矯正症例93 AngleⅡ級叢生 秋田市、北秋田市、能代市、大館市
初診時12歳6か月、治療期間4年9か月、来院回数53回、抜歯部位:上顎左右4番下、顎左右5番。治療費総額97万円(税込み)
一般的に12歳辺りで歯列矯正を開始すると2年前後で終了します。ところがこの症例のように治療が長期化することがあります。
この症例における治療期間の長期化の原因は以下の3つです。
①,右下7番の萌出遅延
②,上顎歯列の遠心移動
以下は上記の説明です。
右下7番の萌出が遅く、しかも7番の親知らず化と言うのでしょうか?通常の下顎8番のように斜めに萌出してきました。そこでそれを起こすのに更に時間がかかりました。
②,上顎歯列の遠心移動
初診時の口腔内写真を見てわかる通り、大臼歯が2級の咬合関係です。通常は下顎の5番抜歯の場合、軽度のⅡ級関係は修復が可能です。この症例においても、7番が未萌出のまま6番まできれいにならべたのですが、が、上顎左右7番が放出すると上顎前突となってしまいました。
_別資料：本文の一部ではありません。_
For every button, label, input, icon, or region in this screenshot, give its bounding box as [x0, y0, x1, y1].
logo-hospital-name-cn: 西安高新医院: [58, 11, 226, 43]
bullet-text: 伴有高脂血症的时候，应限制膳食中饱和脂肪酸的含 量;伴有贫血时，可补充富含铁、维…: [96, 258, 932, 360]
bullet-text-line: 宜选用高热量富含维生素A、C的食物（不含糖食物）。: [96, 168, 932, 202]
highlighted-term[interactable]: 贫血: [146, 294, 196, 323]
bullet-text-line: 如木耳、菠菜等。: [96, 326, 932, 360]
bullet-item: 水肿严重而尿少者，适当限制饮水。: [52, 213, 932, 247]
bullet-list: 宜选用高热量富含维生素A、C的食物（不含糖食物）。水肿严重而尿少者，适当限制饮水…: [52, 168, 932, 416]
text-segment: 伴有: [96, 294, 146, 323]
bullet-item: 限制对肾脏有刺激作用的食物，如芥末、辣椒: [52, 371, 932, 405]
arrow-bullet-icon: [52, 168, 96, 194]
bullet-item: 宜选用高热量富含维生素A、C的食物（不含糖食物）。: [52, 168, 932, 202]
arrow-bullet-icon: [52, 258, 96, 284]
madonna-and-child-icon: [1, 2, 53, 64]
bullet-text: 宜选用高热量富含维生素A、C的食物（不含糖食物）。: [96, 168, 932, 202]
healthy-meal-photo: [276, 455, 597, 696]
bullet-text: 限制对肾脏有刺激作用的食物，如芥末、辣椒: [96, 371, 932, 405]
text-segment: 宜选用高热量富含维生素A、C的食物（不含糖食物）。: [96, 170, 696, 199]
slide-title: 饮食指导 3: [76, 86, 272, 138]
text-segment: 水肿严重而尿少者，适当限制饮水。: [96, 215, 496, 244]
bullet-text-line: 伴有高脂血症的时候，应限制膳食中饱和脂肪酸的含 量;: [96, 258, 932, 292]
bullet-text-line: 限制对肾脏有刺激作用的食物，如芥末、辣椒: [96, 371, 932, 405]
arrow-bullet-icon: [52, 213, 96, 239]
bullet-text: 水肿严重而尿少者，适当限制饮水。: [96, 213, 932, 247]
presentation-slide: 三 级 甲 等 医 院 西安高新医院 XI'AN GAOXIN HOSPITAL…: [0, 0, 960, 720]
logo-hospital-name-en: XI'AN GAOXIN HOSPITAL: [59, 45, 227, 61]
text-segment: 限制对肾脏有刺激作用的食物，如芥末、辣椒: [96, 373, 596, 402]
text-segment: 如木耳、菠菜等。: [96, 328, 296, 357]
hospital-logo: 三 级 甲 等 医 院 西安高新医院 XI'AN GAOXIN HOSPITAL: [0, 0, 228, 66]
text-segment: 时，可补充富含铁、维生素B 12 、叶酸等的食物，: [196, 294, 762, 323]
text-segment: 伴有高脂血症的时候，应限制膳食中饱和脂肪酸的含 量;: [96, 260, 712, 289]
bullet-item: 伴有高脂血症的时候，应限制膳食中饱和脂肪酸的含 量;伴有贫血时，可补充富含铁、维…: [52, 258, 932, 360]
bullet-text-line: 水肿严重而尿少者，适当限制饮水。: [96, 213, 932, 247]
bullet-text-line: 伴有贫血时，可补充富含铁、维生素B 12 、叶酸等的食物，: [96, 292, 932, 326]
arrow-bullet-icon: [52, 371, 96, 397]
そこで上顎左右大臼歯を遠心移動して大臼歯をⅠ級の咬合関係にしたのち、上顎の左右第二小臼歯間の歯列を遠心移動移動しました。
この移動様式は効率が悪く、現在は歯列全体を遠心移動する移動様式に変更しています。
歯列矯正には以下のリスクを伴う場合があります。
1最初は矯正装置による不快感、痛み等があります。数日間~1、2 週間で慣れることが多いです。
- 2歯の動き方には個人差があります。そのため、予想された治療期間が延長する可能性があります。
- 3装置の使用状況、顎間ゴムの使用状況、定期的な通院等、矯正治療には患者さんの協力が非常に重要であり、それらが治療結果や治療期間に影響します。
- 4治療中は、装置が付いているため歯が磨きにくくなります。むし歯や歯周病のリスクが高まりますので、丁寧に磨いたり、定期的なメンテナンスを受けたりすることが重要です。また、歯が動くと隠れていたむし歯が見えるようになることもあります。
- 5歯を動かすことにより歯根が吸収して短くなることがあります。また、歯ぐきがやせて下がることがあります。ブラックトライアングルの出現があり得ます。
- 6ごくまれに歯が骨と癒着していて歯が動かないことがあります。
- 7ごくまれに歯を動かすことで神経が障害を受けて壊死することがあります。
- 8治療途中に金属等のアレルギー症状が出ることがあります。
- 9治療中に「顎関節で音が鳴る、あごが痛い、口が開けにくい」などの顎関節症状が出ることがあります。
- 10様々な問題により、当初予定した治療計画を変更する可能性があります。
- 11歯の形を修正したり、咬み合わせの微調整を行ったりする可能性があります。
- 12矯正装置を誤飲する可能性があります。
- 13装置を外す時に、エナメル質に微小な亀裂が入る可能性や、かぶせ物(補綴物)の一部が破損する可能性があります。
- 14装置が外れた後、保定装置を指示通り使用しないと後戻りが生じる可能性が高くなります。
- 15装置が外れた後、現在の咬み合わせに合った状態のかぶせ物(補綴物)やむし歯の治療(修復物)などをやりなおす可能性があります。
- 16あごの成長発育によりかみ合わせや歯並びが変化する可能性があります。
- 17治療後に親知らずが生えて、凸凹が生じる可能性があります。加齢や歯周病等により歯を支えている骨がやせるとかみ合わせや歯並びが変化することがあります。その場合、再治療等が必要になることがあります。
- 18矯正歯科治療は、一度始めると元の状態に戻すことは難しくなります。